La caccia alle streghe cominciava. Le due fazioni preannunciate dalla Emmerich si delineavano con chiarezza maggiore, mentre solo i buonisti più incalliti avrebbero potuto ignorare la gravità e delicatezza del momento. A scontrarsi erano visioni del mondo contrapposte: il pensiero classico dell’essere, proprio della tradizione della Chiesa, e le derive nichiliste che fluivano nei mille rivoli del relativismo dilagante. Non avevo mai guardato con tanta simpatia alle pagine del catechismo, a quei numeri che parevano tronchi provvidenzialmente apparsi agli occhi spiritati del naufrago: 1650, 1651…
Per ora non restava che pregare, in attesa degli eventi che avrebbero cambiato il mondo, non con parole avventate e prive di qualsiasi fondamento, ma in base all’evidenza dei fatti.
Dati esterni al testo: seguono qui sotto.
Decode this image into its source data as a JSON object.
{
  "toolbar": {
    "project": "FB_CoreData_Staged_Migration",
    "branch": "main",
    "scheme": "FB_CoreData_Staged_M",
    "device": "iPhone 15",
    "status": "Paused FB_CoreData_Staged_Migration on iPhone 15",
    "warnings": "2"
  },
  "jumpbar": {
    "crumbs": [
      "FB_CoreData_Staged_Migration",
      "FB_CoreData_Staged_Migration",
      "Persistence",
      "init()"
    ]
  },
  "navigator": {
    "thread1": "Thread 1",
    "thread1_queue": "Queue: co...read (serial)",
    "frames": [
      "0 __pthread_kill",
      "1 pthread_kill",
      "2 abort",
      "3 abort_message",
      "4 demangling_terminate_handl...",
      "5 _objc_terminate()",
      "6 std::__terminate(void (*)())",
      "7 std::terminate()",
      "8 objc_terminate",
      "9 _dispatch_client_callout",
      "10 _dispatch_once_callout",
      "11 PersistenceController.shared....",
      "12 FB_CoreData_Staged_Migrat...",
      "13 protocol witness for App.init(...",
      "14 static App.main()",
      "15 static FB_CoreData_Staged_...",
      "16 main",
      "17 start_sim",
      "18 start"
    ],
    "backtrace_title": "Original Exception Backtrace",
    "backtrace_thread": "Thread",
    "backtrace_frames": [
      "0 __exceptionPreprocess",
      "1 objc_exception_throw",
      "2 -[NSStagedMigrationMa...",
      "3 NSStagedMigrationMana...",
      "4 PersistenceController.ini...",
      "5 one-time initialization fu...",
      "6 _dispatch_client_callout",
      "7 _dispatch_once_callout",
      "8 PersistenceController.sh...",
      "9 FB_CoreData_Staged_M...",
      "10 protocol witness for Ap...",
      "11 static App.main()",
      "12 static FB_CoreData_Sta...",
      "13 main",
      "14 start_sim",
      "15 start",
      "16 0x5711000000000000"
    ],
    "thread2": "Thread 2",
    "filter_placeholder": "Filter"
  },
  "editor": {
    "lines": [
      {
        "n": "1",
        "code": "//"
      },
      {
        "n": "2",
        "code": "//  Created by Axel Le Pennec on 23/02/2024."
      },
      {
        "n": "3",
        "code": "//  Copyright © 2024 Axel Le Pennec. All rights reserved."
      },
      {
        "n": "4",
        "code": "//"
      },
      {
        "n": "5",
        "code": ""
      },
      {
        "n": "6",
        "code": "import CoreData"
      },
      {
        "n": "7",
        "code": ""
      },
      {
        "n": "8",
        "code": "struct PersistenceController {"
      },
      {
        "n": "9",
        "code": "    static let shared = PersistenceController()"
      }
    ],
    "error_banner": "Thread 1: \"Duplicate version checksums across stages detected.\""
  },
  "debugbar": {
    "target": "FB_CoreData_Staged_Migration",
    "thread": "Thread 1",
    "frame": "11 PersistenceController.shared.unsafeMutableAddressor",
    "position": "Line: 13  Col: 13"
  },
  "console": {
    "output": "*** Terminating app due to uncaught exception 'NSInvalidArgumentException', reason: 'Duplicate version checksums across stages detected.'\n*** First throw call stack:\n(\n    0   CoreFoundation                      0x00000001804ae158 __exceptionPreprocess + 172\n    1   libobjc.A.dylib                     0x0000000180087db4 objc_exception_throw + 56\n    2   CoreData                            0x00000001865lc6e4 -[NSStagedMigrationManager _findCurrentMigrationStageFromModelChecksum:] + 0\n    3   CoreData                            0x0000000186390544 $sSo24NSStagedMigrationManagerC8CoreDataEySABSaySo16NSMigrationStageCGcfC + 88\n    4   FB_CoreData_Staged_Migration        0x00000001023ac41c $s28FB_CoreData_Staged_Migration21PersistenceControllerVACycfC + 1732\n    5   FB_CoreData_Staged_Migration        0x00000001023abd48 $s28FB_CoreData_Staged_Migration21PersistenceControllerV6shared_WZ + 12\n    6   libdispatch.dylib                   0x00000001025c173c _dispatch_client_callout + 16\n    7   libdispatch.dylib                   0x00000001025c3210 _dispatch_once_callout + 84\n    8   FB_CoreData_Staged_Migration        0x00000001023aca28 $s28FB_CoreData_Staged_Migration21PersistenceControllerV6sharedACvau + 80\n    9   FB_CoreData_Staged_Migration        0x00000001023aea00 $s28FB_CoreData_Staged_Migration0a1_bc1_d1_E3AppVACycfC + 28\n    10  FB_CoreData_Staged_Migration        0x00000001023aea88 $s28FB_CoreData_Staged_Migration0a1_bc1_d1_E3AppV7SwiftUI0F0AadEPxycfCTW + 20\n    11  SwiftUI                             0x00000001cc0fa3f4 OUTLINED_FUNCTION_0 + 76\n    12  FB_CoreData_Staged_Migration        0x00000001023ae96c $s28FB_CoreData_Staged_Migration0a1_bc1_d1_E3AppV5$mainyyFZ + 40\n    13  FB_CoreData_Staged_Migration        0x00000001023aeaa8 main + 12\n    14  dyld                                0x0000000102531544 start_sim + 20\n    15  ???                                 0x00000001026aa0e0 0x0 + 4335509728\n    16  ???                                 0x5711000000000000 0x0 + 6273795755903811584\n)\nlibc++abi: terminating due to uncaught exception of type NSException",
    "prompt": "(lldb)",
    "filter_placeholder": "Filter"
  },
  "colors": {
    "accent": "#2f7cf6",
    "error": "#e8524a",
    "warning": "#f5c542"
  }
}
Seguivamo assiduamente i messaggi mariani che convergevano nella stessa direzione, e avevano mostrato di recente un inasprirsi dei toni, un incupirsi del clima di fondo, come se i ben noti scenari fossero alle porte.
Personalmente, ricordavo il primo impatto con la profezia: l’apparire dell’uomo col mio stesso nome, nato nel mio stesso giorno, arrivato al decimo piano dell’ospedale Sant’Eugenio raccomandandomi di stare sereno, perché don Mario, vittima di un terribile attentato, ce l’avrebbe fatta anche stavolta. Da allora in poi, il contatto col carisma profetico mi aveva attraversato come un fenomeno carsico, fino a riemergere con irrefrenabile violenza in quei tempi di grande confusione, in cui persino le guide spirituali più autorevoli davano la netta impressione d’aver perso il filo.